If you have ever worked in Australia and had contributions to a superannuation scheme there new rules come into effect on 1 July 2013 that allow you to transfer your Australian Superannuation to New Zealand.
There are certain rules though!
The scheme, called the Trans-Tasman Portability Scheme, applies to people who emigrate between the two countries and intend to stay indefinitely or permanently in the host country. It is important to note that this is voluntary, so you have to choose whether it is the right thing for you to do.
This is an area where people should seek professional financial advice.
New Zealanders and Australians are able to transfer their retirement savings (superannuation) between compatible funds in the two countries. Under this new legislation, New Zealanders and Australians are able to take advantage of a scheme enabling them to transfer their retirement savings between Australian Prudential Regulation Authority (APRA)-regulated Australian superannuation funds and New Zealand KiwiSaver schemes.
What it means in practical terms
If you’ve worked in Australia at any time since 1992, you’ll probably have (or have had at some time) Australian superannuation savings.
You may be able to bring these savings back to New Zealand by transferring them to a KiwiSaver scheme.
Super fund members living in Australia who move to New Zealand will be allowed to transfer their Australian retirement savings to New Zealand.
- The funds can only be transferred to a KiwiSaver account
- The funds can not be accessed from the KiwiSaver account to purchase a first home
- The funds may be accessed when the person reaches age 60 and satisfies the Australian definition of retirement instead of the existing KiwiSaver scheme provisions
- The funds can not be transferred to any other country other than back to Australia.
It is expected that transfers will only be possible where they are made from market-linked superannuation products. This means that if you have untaxed defined benefit schemes in Australia you may not be allowed to transfer to New Zealand.
Amounts transferred from an Australian superannuation fund to a KiwiSaver scheme are to be treated in a similar manner to a rollover between Australian funds. This means that the transfer will not be subject to tax in Australia as the money leaves the Australian superannuation fund.
From a New Zealand perspective, the transfer will receive a tax exemption at the point of entry into a KiwiSaver account – ensuring that such transfers will not be treated as dividends for taxation purposes.
What are the benefits of bringing my Australian superannuation funds home?

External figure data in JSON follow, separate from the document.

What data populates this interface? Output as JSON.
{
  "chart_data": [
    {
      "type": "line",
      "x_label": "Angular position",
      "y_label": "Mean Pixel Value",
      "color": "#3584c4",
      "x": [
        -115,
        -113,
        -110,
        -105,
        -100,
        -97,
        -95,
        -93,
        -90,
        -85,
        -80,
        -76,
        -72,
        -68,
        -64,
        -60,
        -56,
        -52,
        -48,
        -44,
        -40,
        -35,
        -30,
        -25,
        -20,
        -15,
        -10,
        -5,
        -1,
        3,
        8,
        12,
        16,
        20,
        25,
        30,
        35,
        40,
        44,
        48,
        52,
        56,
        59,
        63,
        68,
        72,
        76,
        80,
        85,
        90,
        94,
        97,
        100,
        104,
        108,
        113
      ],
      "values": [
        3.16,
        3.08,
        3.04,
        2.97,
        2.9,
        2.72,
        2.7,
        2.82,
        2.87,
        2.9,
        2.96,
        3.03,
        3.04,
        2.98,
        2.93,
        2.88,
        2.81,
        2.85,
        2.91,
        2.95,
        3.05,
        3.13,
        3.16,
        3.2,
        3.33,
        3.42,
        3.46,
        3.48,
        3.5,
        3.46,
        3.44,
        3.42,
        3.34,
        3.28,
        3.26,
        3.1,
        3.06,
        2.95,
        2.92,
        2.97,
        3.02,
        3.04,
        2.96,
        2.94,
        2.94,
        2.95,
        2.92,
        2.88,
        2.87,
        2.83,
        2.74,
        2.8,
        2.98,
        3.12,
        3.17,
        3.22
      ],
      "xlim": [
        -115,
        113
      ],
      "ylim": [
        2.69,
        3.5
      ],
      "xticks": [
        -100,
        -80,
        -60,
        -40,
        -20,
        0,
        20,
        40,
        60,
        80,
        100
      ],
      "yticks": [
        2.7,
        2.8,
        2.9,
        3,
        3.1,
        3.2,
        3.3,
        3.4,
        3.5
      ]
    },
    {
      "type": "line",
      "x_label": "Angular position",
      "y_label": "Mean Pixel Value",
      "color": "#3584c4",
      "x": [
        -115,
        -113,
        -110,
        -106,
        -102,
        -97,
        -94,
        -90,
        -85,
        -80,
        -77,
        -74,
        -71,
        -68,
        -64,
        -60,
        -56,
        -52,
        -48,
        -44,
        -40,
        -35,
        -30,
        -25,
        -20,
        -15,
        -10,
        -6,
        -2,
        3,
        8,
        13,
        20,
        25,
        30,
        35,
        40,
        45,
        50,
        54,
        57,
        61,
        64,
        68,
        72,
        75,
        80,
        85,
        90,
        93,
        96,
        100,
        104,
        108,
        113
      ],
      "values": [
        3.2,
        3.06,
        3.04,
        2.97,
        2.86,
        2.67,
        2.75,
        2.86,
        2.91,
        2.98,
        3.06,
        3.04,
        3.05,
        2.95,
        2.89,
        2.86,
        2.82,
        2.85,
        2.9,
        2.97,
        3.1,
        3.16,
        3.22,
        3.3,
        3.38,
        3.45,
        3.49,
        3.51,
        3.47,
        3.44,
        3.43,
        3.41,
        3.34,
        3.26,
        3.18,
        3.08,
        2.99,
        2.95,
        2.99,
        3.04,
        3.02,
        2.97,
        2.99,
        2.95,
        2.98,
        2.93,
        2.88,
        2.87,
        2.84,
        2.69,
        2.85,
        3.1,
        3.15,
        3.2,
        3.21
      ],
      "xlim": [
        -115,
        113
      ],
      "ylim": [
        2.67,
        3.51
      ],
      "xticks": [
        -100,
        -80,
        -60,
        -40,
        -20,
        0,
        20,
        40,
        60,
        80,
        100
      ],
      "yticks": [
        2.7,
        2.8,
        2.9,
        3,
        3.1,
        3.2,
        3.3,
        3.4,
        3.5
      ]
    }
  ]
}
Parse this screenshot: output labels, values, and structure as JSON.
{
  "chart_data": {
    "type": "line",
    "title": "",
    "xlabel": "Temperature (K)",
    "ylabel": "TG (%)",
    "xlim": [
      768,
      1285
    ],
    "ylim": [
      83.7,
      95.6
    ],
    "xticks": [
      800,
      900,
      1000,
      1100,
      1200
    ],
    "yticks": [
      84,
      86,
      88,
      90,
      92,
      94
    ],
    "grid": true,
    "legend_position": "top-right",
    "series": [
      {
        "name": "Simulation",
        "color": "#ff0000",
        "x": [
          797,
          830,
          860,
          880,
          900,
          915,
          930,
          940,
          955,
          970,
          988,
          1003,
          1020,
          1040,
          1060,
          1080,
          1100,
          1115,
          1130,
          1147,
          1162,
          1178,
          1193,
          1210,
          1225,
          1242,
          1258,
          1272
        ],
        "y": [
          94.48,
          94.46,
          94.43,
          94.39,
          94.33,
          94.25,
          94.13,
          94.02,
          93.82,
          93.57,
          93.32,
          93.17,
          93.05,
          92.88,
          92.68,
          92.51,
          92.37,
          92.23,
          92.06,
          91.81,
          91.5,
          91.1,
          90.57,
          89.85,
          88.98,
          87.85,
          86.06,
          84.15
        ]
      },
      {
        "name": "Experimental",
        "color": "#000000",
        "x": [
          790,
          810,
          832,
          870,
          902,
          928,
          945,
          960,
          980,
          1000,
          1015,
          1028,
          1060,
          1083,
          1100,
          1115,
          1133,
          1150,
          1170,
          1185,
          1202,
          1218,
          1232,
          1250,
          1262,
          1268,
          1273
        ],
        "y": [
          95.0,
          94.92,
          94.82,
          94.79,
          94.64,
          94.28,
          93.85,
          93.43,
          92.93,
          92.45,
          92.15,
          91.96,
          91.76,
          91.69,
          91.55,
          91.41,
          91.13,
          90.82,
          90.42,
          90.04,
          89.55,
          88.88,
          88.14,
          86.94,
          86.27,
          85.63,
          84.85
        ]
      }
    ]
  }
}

- Keeping track of your money is easier.
- Consolidating your retirement means you pay only one set of fees. In Australia, there’s no restriction on the number of super accounts you can open so if you worked for more than one employer in Australia, it’s possible that you have a number of different super accounts, and may be able to reduce costs.
- By bringing your money home, you’ll remove the uncertainty on future currency fluctuations.

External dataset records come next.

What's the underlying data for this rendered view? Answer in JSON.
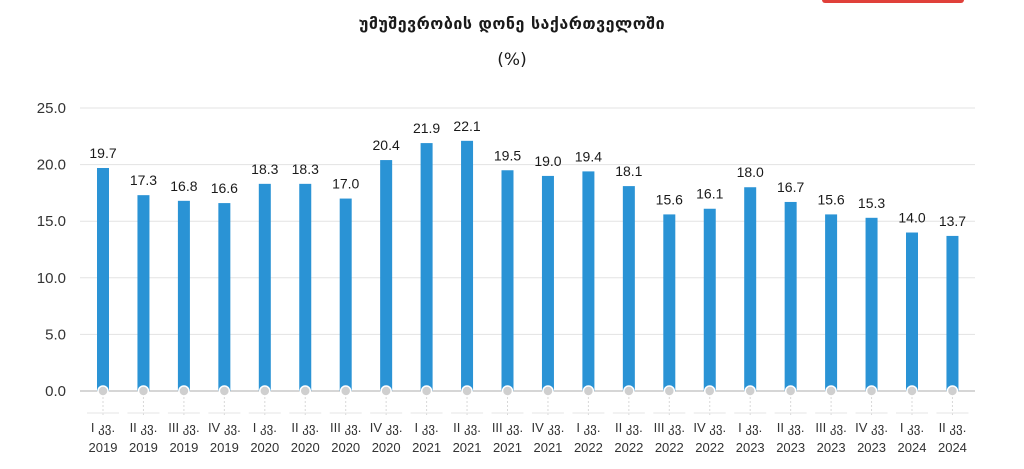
{
  "header": {
    "title": "უმუშევრობის დონე საქართველოში",
    "subtitle": "(%)"
  },
  "colors": {
    "bar": "#2a93d5",
    "grid": "#e3e3e3",
    "marker": "#cfcfcf",
    "accent": "#e0403a"
  },
  "chart_data": {
    "type": "bar",
    "title": "უმუშევრობის დონე საქართველოში",
    "ylabel": "(%)",
    "ylim": [
      0,
      25
    ],
    "yticks": [
      "0.0",
      "5.0",
      "10.0",
      "15.0",
      "20.0",
      "25.0"
    ],
    "grid": true,
    "categories": [
      [
        "I კვ.",
        "2019"
      ],
      [
        "II კვ.",
        "2019"
      ],
      [
        "III კვ.",
        "2019"
      ],
      [
        "IV კვ.",
        "2019"
      ],
      [
        "I კვ.",
        "2020"
      ],
      [
        "II კვ.",
        "2020"
      ],
      [
        "III კვ.",
        "2020"
      ],
      [
        "IV კვ.",
        "2020"
      ],
      [
        "I კვ.",
        "2021"
      ],
      [
        "II კვ.",
        "2021"
      ],
      [
        "III კვ.",
        "2021"
      ],
      [
        "IV კვ.",
        "2021"
      ],
      [
        "I კვ.",
        "2022"
      ],
      [
        "II კვ.",
        "2022"
      ],
      [
        "III კვ.",
        "2022"
      ],
      [
        "IV კვ.",
        "2022"
      ],
      [
        "I კვ.",
        "2023"
      ],
      [
        "II კვ.",
        "2023"
      ],
      [
        "III კვ.",
        "2023"
      ],
      [
        "IV კვ.",
        "2023"
      ],
      [
        "I კვ.",
        "2024"
      ],
      [
        "II კვ.",
        "2024"
      ]
    ],
    "values": [
      19.7,
      17.3,
      16.8,
      16.6,
      18.3,
      18.3,
      17.0,
      20.4,
      21.9,
      22.1,
      19.5,
      19.0,
      19.4,
      18.1,
      15.6,
      16.1,
      18.0,
      16.7,
      15.6,
      15.3,
      14.0,
      13.7
    ],
    "value_labels": [
      "19.7",
      "17.3",
      "16.8",
      "16.6",
      "18.3",
      "18.3",
      "17.0",
      "20.4",
      "21.9",
      "22.1",
      "19.5",
      "19.0",
      "19.4",
      "18.1",
      "15.6",
      "16.1",
      "18.0",
      "16.7",
      "15.6",
      "15.3",
      "14.0",
      "13.7"
    ]
  }
}
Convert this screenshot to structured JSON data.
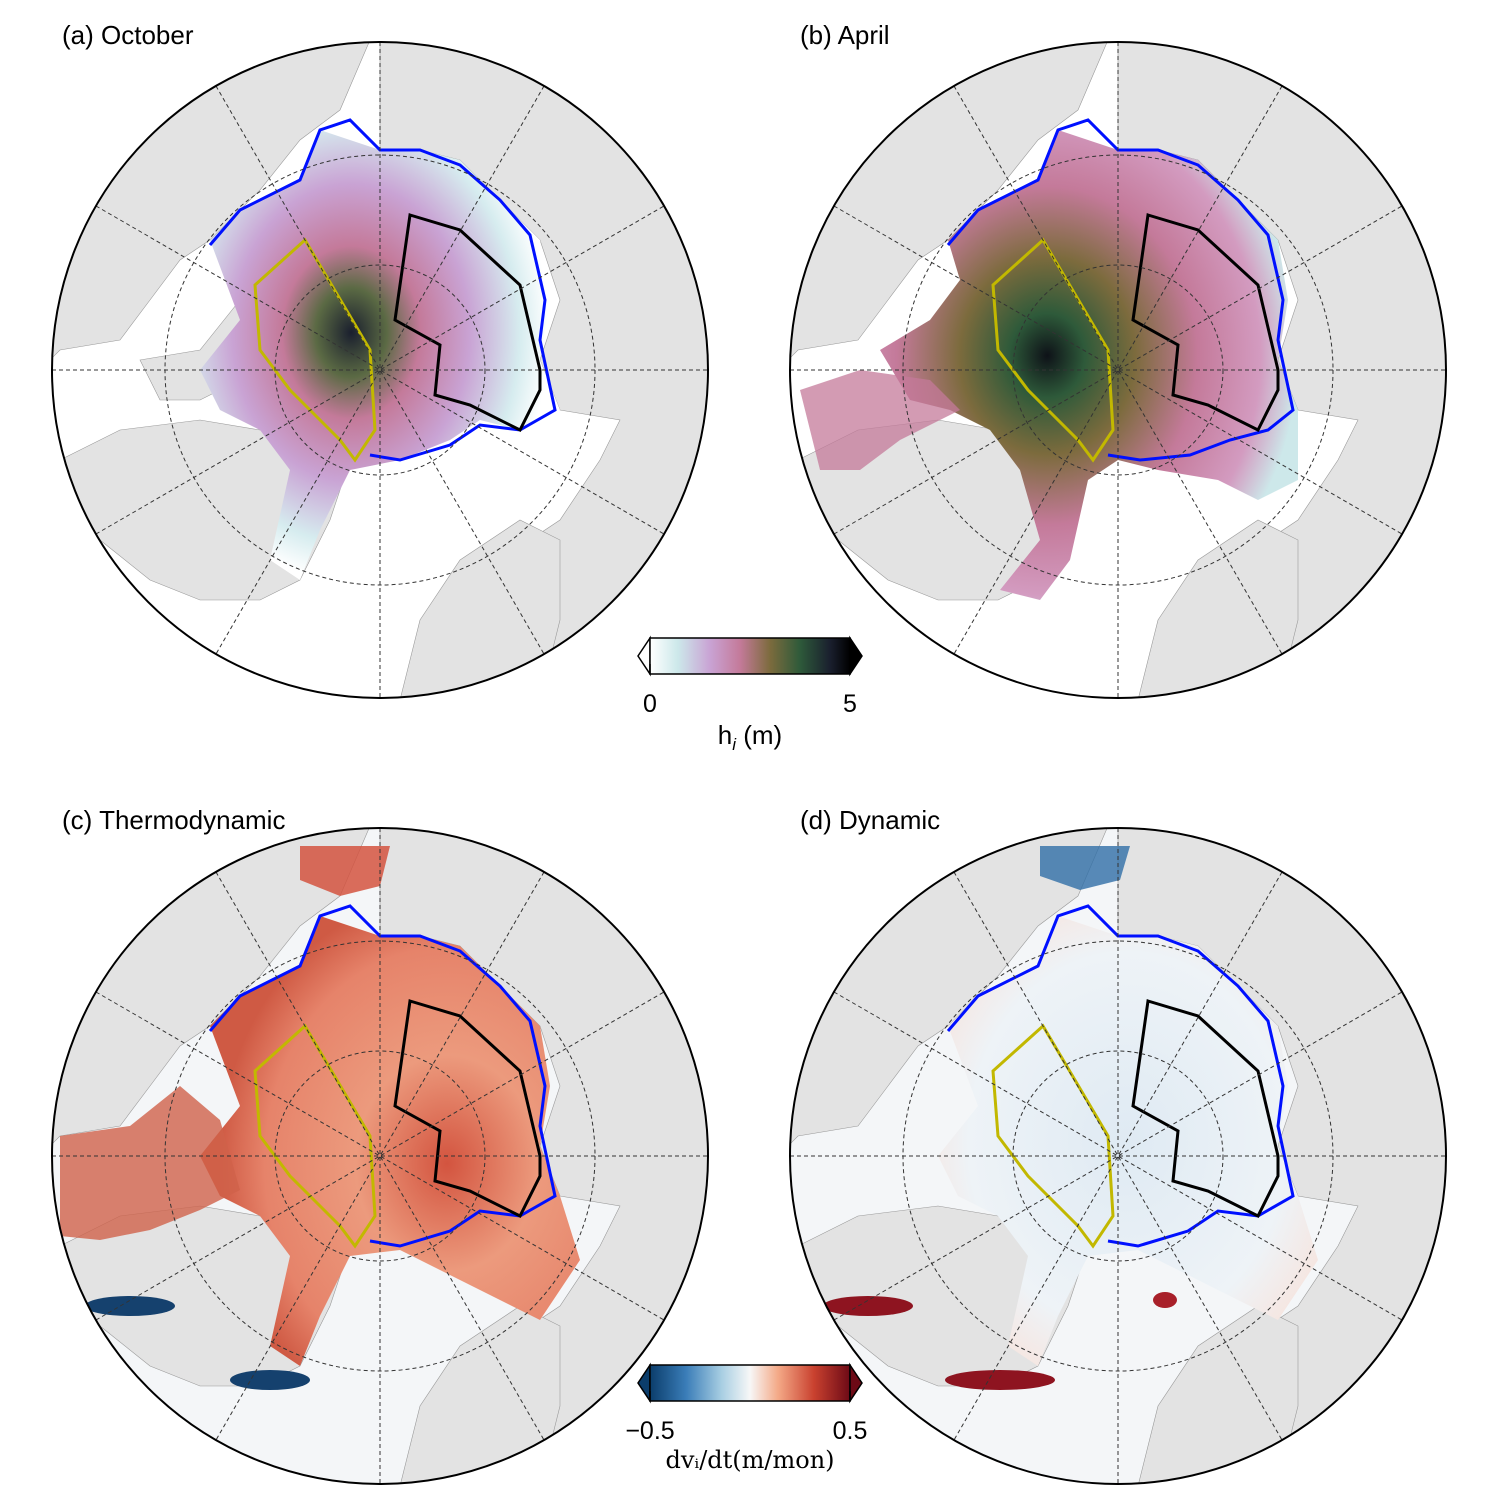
{
  "panels": [
    {
      "id": "a",
      "title": "(a) October"
    },
    {
      "id": "b",
      "title": "(b) April"
    },
    {
      "id": "c",
      "title": "(c) Thermodynamic"
    },
    {
      "id": "d",
      "title": "(d) Dynamic"
    }
  ],
  "colorbar_thickness": {
    "min_label": "0",
    "max_label": "5",
    "label": "h",
    "label_sub": "i",
    "label_unit": " (m)",
    "range": [
      0,
      5
    ],
    "extend": "both",
    "colors": [
      "#ffffff",
      "#cce8ea",
      "#c9a3d4",
      "#c47a9a",
      "#7c6b3d",
      "#2e5a3a",
      "#1a1f2e",
      "#000000"
    ]
  },
  "colorbar_tendency": {
    "min_label": "−0.5",
    "max_label": "0.5",
    "label": "dvᵢ/dt(m/mon)",
    "range": [
      -0.5,
      0.5
    ],
    "extend": "both",
    "colors": [
      "#0b3d6b",
      "#3a7db8",
      "#a9cfe3",
      "#f7f7f7",
      "#f4a987",
      "#c9412f",
      "#6d0a16"
    ]
  },
  "colors": {
    "land": "#e3e3e3",
    "ocean_background": "#ffffff",
    "ice_edge": "#0010ff",
    "region_black": "#000000",
    "region_yellow": "#c2b800"
  }
}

- As some Australian rules will still apply to the Australian-sourced portion of your KiwiSaver balance, you will be able to access the Australian-sourced portion of your KiwiSaver balance once you’re over 60 and have met the Australian definition of “retired”.

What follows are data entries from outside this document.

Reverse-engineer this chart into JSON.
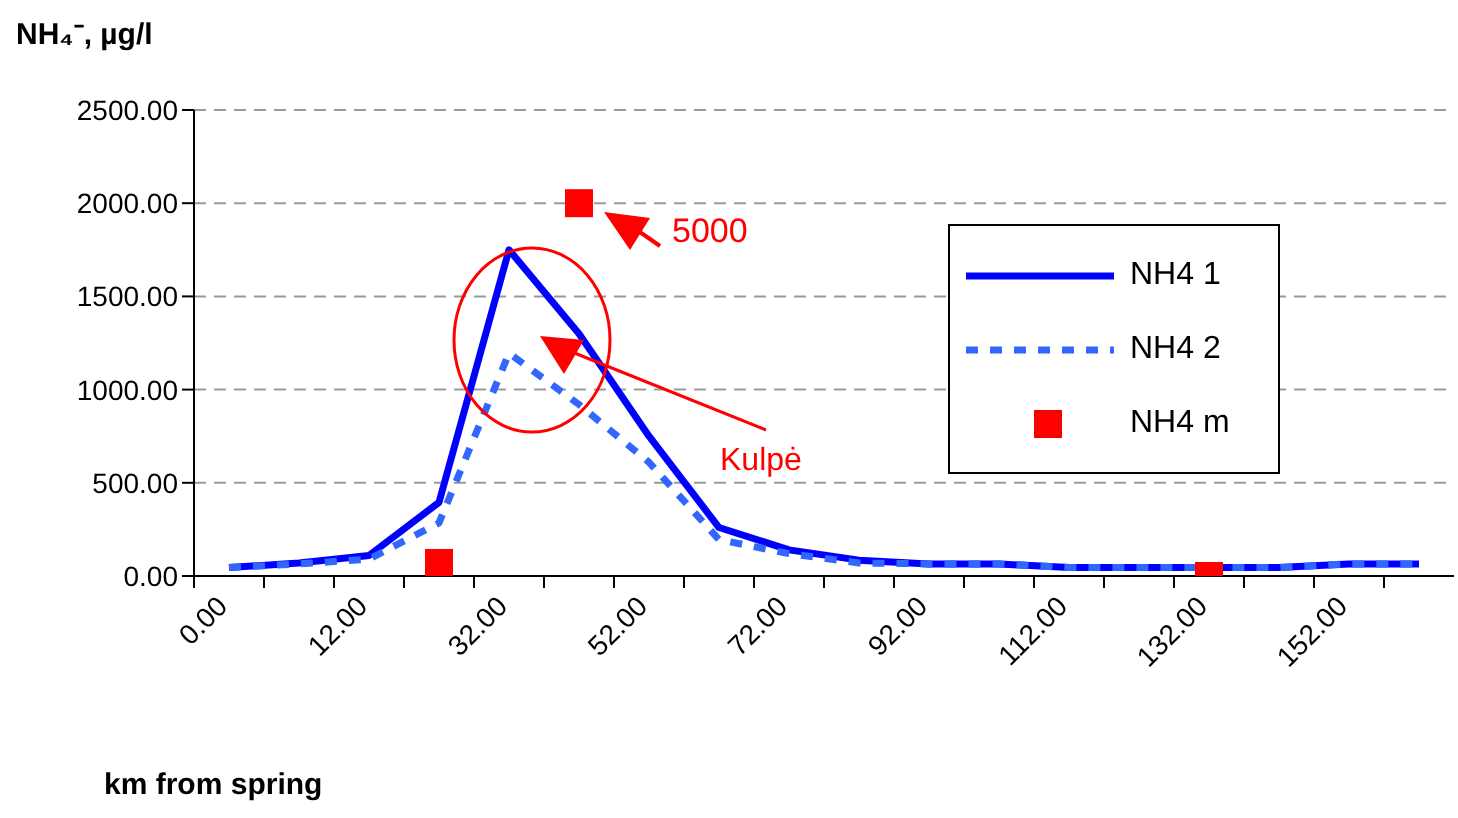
{
  "chart_data": {
    "type": "line",
    "ylabel": "NH₄⁻, µg/l",
    "xlabel": "km from spring",
    "categories": [
      "0.00",
      null,
      "12.00",
      null,
      "32.00",
      null,
      "52.00",
      null,
      "72.00",
      null,
      "92.00",
      null,
      "112.00",
      null,
      "132.00",
      null,
      "152.00",
      null
    ],
    "series": [
      {
        "name": "NH4 1",
        "type": "line",
        "color": "#0000ff",
        "line_style": "solid",
        "values": [
          45,
          70,
          110,
          395,
          1750,
          1300,
          750,
          260,
          140,
          85,
          65,
          65,
          45,
          45,
          45,
          45,
          65,
          65
        ]
      },
      {
        "name": "NH4 2",
        "type": "line",
        "color": "#3366ff",
        "line_style": "dotted",
        "values": [
          45,
          65,
          90,
          285,
          1195,
          920,
          610,
          195,
          120,
          70,
          65,
          65,
          45,
          45,
          45,
          45,
          65,
          65
        ]
      },
      {
        "name": "NH4 m",
        "type": "scatter",
        "color": "#ff0000",
        "marker": "square",
        "values": [
          null,
          null,
          null,
          70,
          null,
          2000,
          null,
          null,
          null,
          null,
          null,
          null,
          null,
          null,
          0,
          null,
          null,
          null
        ]
      }
    ],
    "ylim": [
      0,
      2500
    ],
    "yticks": [
      {
        "value": 0,
        "label": "0.00"
      },
      {
        "value": 500,
        "label": "500.00"
      },
      {
        "value": 1000,
        "label": "1000.00"
      },
      {
        "value": 1500,
        "label": "1500.00"
      },
      {
        "value": 2000,
        "label": "2000.00"
      },
      {
        "value": 2500,
        "label": "2500.00"
      }
    ],
    "grid": "y",
    "legend": "right",
    "annotations": [
      "5000",
      "Kulpė"
    ]
  }
}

There may be other considerations that outweigh such benefits which you should consider before transferring any super funds. The tax rates, or the range of asset types available to you, could be influential. If in doubt, seek professional advice.
If you don’t know who your Australian super provider is, or whether you even have Australian superannuation savings, then you might wish to check directly on the Australian Tax Office website which has a number of helpful tools.